Single by DJ Jazzy Jeff & the Fresh Prince

from the album Homebase
- Released: September 13, 1991
- Recorded: 1991
- Genre: Hip-hop; new jack swing; R&B;
- Length: 4:44
- Label: Jive; RCA;
- Songwriters: Fredrick Knight; Will Smith; Jeffery Townes;

DJ Jazzy Jeff & the Fresh Prince singles chronology
| "Summertime" (1991) | "Ring My Bell" (1991) | "The Things That U Do" (1992) |

= Ring My Bell (DJ Jazzy Jeff & the Fresh Prince song) =

"Ring My Bell" is a song by American hip-hop duo DJ Jazzy Jeff & the Fresh Prince, released in September 1991 by Jive and RCA Records as the second single from their fourth studio album, Homebase (1991). The song samples and shares the same name as Anita Ward's 1979 single, "Ring My Bell", though the original lyrics were replaced by those written by Will Smith. Nevertheless, the song's original writer, Fredrick Knight was sole writer who received writing credits. The song appears on Smith's series, The Fresh Prince of Bel-Air in the closing credits from "The Mother of All Battles" off the season 2 episode.

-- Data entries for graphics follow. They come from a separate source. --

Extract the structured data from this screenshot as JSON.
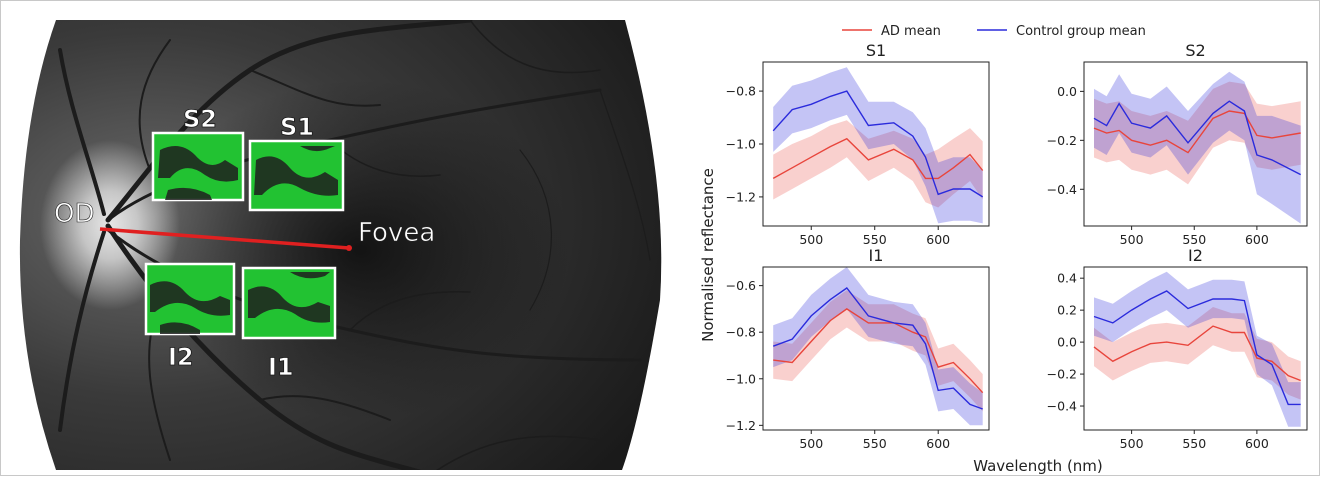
{
  "figure": {
    "fundus": {
      "labels": {
        "od": "OD",
        "fovea": "Fovea",
        "s1": "S1",
        "s2": "S2",
        "i1": "I1",
        "i2": "I2"
      },
      "colors": {
        "region_fill": "#22c232",
        "region_border": "#ffffff",
        "axis_line": "#e02020"
      }
    },
    "legend": {
      "placement": "top-center",
      "items": [
        {
          "label": "AD mean",
          "color": "#e8453c"
        },
        {
          "label": "Control group mean",
          "color": "#2b2bdc"
        }
      ]
    },
    "shared_axes": {
      "ylabel": "Normalised reflectance",
      "xlabel": "Wavelength (nm)"
    }
  },
  "chart_data": [
    {
      "type": "line",
      "title": "S1",
      "x": [
        470,
        485,
        500,
        515,
        528,
        545,
        565,
        580,
        590,
        600,
        612,
        625,
        635
      ],
      "xlim": [
        462,
        640
      ],
      "xticks": [
        500,
        550,
        600
      ],
      "ylim": [
        -1.31,
        -0.69
      ],
      "yticks": [
        -0.8,
        -1.0,
        -1.2
      ],
      "ytick_labels": [
        "−0.8",
        "−1.0",
        "−1.2"
      ],
      "series": [
        {
          "name": "AD mean",
          "color": "#e8453c",
          "values": [
            -1.13,
            -1.09,
            -1.05,
            -1.01,
            -0.98,
            -1.06,
            -1.02,
            -1.06,
            -1.13,
            -1.13,
            -1.09,
            -1.04,
            -1.1
          ],
          "lower": [
            -1.21,
            -1.17,
            -1.13,
            -1.09,
            -1.05,
            -1.14,
            -1.09,
            -1.14,
            -1.22,
            -1.24,
            -1.19,
            -1.14,
            -1.21
          ],
          "upper": [
            -1.04,
            -1.0,
            -0.97,
            -0.93,
            -0.91,
            -0.98,
            -0.95,
            -0.98,
            -1.04,
            -1.02,
            -0.98,
            -0.94,
            -0.99
          ]
        },
        {
          "name": "Control group mean",
          "color": "#2b2bdc",
          "values": [
            -0.95,
            -0.87,
            -0.85,
            -0.82,
            -0.8,
            -0.93,
            -0.92,
            -0.97,
            -1.05,
            -1.19,
            -1.17,
            -1.17,
            -1.2
          ],
          "lower": [
            -1.03,
            -0.96,
            -0.94,
            -0.91,
            -0.89,
            -1.02,
            -1.0,
            -1.06,
            -1.16,
            -1.3,
            -1.29,
            -1.29,
            -1.3
          ],
          "upper": [
            -0.86,
            -0.78,
            -0.76,
            -0.73,
            -0.71,
            -0.84,
            -0.84,
            -0.88,
            -0.94,
            -1.07,
            -1.05,
            -1.05,
            -1.1
          ]
        }
      ]
    },
    {
      "type": "line",
      "title": "S2",
      "x": [
        470,
        480,
        490,
        500,
        515,
        528,
        545,
        565,
        578,
        590,
        600,
        612,
        635
      ],
      "xlim": [
        462,
        640
      ],
      "xticks": [
        500,
        550,
        600
      ],
      "ylim": [
        -0.55,
        0.12
      ],
      "yticks": [
        0.0,
        -0.2,
        -0.4
      ],
      "ytick_labels": [
        "0.0",
        "−0.2",
        "−0.4"
      ],
      "series": [
        {
          "name": "AD mean",
          "color": "#e8453c",
          "values": [
            -0.15,
            -0.17,
            -0.16,
            -0.2,
            -0.22,
            -0.2,
            -0.25,
            -0.11,
            -0.08,
            -0.09,
            -0.18,
            -0.19,
            -0.17
          ],
          "lower": [
            -0.27,
            -0.29,
            -0.28,
            -0.32,
            -0.34,
            -0.32,
            -0.38,
            -0.23,
            -0.2,
            -0.21,
            -0.31,
            -0.32,
            -0.3
          ],
          "upper": [
            -0.03,
            -0.05,
            -0.04,
            -0.08,
            -0.1,
            -0.08,
            -0.12,
            0.01,
            0.04,
            0.03,
            -0.05,
            -0.06,
            -0.04
          ]
        },
        {
          "name": "Control group mean",
          "color": "#2b2bdc",
          "values": [
            -0.11,
            -0.14,
            -0.05,
            -0.13,
            -0.15,
            -0.1,
            -0.21,
            -0.09,
            -0.04,
            -0.08,
            -0.26,
            -0.28,
            -0.34
          ],
          "lower": [
            -0.23,
            -0.26,
            -0.17,
            -0.25,
            -0.27,
            -0.22,
            -0.34,
            -0.21,
            -0.16,
            -0.2,
            -0.42,
            -0.46,
            -0.54
          ],
          "upper": [
            0.01,
            -0.02,
            0.07,
            -0.01,
            -0.03,
            0.02,
            -0.08,
            0.03,
            0.08,
            0.04,
            -0.1,
            -0.1,
            -0.14
          ]
        }
      ]
    },
    {
      "type": "line",
      "title": "I1",
      "x": [
        470,
        485,
        500,
        515,
        528,
        545,
        565,
        580,
        590,
        600,
        612,
        625,
        635
      ],
      "xlim": [
        462,
        640
      ],
      "xticks": [
        500,
        550,
        600
      ],
      "ylim": [
        -1.22,
        -0.52
      ],
      "yticks": [
        -0.6,
        -0.8,
        -1.0,
        -1.2
      ],
      "ytick_labels": [
        "−0.6",
        "−0.8",
        "−1.0",
        "−1.2"
      ],
      "series": [
        {
          "name": "AD mean",
          "color": "#e8453c",
          "values": [
            -0.92,
            -0.93,
            -0.84,
            -0.75,
            -0.7,
            -0.76,
            -0.76,
            -0.8,
            -0.82,
            -0.95,
            -0.93,
            -1.0,
            -1.06
          ],
          "lower": [
            -1.0,
            -1.01,
            -0.92,
            -0.83,
            -0.78,
            -0.84,
            -0.84,
            -0.88,
            -0.9,
            -1.03,
            -1.01,
            -1.08,
            -1.14
          ],
          "upper": [
            -0.84,
            -0.85,
            -0.76,
            -0.67,
            -0.62,
            -0.68,
            -0.68,
            -0.72,
            -0.74,
            -0.87,
            -0.85,
            -0.92,
            -0.98
          ]
        },
        {
          "name": "Control group mean",
          "color": "#2b2bdc",
          "values": [
            -0.86,
            -0.83,
            -0.73,
            -0.66,
            -0.61,
            -0.73,
            -0.76,
            -0.77,
            -0.85,
            -1.05,
            -1.04,
            -1.11,
            -1.13
          ],
          "lower": [
            -0.95,
            -0.92,
            -0.82,
            -0.75,
            -0.7,
            -0.82,
            -0.85,
            -0.86,
            -0.94,
            -1.14,
            -1.13,
            -1.2,
            -1.2
          ],
          "upper": [
            -0.77,
            -0.74,
            -0.64,
            -0.57,
            -0.52,
            -0.64,
            -0.67,
            -0.68,
            -0.76,
            -0.96,
            -0.95,
            -1.02,
            -1.06
          ]
        }
      ]
    },
    {
      "type": "line",
      "title": "I2",
      "x": [
        470,
        485,
        500,
        515,
        528,
        545,
        565,
        580,
        590,
        600,
        612,
        625,
        635
      ],
      "xlim": [
        462,
        640
      ],
      "xticks": [
        500,
        550,
        600
      ],
      "ylim": [
        -0.55,
        0.47
      ],
      "yticks": [
        0.4,
        0.2,
        0.0,
        -0.2,
        -0.4
      ],
      "ytick_labels": [
        "0.4",
        "0.2",
        "0.0",
        "−0.2",
        "−0.4"
      ],
      "series": [
        {
          "name": "AD mean",
          "color": "#e8453c",
          "values": [
            -0.03,
            -0.12,
            -0.06,
            -0.01,
            0.0,
            -0.02,
            0.1,
            0.06,
            0.06,
            -0.1,
            -0.12,
            -0.21,
            -0.24
          ],
          "lower": [
            -0.15,
            -0.24,
            -0.18,
            -0.13,
            -0.12,
            -0.14,
            -0.02,
            -0.06,
            -0.06,
            -0.22,
            -0.24,
            -0.33,
            -0.36
          ],
          "upper": [
            0.09,
            0.0,
            0.06,
            0.11,
            0.12,
            0.1,
            0.22,
            0.18,
            0.18,
            0.02,
            0.0,
            -0.09,
            -0.12
          ]
        },
        {
          "name": "Control group mean",
          "color": "#2b2bdc",
          "values": [
            0.16,
            0.12,
            0.2,
            0.27,
            0.32,
            0.21,
            0.27,
            0.27,
            0.26,
            -0.08,
            -0.14,
            -0.39,
            -0.39
          ],
          "lower": [
            0.04,
            0.0,
            0.08,
            0.15,
            0.2,
            0.09,
            0.15,
            0.15,
            0.14,
            -0.2,
            -0.27,
            -0.53,
            -0.53
          ],
          "upper": [
            0.28,
            0.24,
            0.32,
            0.39,
            0.44,
            0.33,
            0.39,
            0.39,
            0.38,
            0.04,
            -0.01,
            -0.25,
            -0.25
          ]
        }
      ]
    }
  ]
}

"Ring My Bell" was the follow-up to the duo's smash hit, "Summertime", which peaked at No. 4 on the US Billboard Hot 100. Though not as successful as "Summertime", "Ring My Bell" also became a top-40 hit, peaking at No. 20 on the Hot 100 and receiving a gold certification from the RIAA on November 26, 1991, for sales of 500,000 copies.

==Critical reception==
Stephen Dalton from NME referred to "Ring My Bell" as a "chatalong disco cover" and named it as one of the best songs on Homebase (alongside previous single "Summertime") in an otherwise negative review of the album.

==Single track listing==

===A-Side===
1. "Ring My Bell" (Mr. Lee's 12" Mix) – 5:27
2. "Ring My Bell" (Hula And Fingers Club Mix) – 5:56
3. "Ring My Bell" (DJ Jazzy Jeff's Street Mix) – 5:00

===B-Side===
1. "Ring My Bell" (Instravibe) – 5:56
2. "Ring My Bell" (DJ Jazzy Jeff's Street Instrumental) – 5:00

==Charts==

| Chart (1991–1992) | Peak position |
|---|---|
| Australia (ARIA) | 58 |
| Europe (European Dance Radio) | 5 |
| New Zealand (Recorded Music NZ) | 11 |
| Switzerland (Schweizer Hitparade) | 29 |
| UK Singles (OCC) | 53 |
| UK Dance (Music Week) | 15 |
| UK Club Chart (Record Mirror) | 15 |
| US Billboard Hot 100 | 20 |
| US Hot R&B Singles (Billboard) | 22 |

==Certifications==

| Region | Certification | Certified units/sales |
| United States (RIAA) | Gold | 500,000^{^} |
^{^} Shipments figures based on certification alone.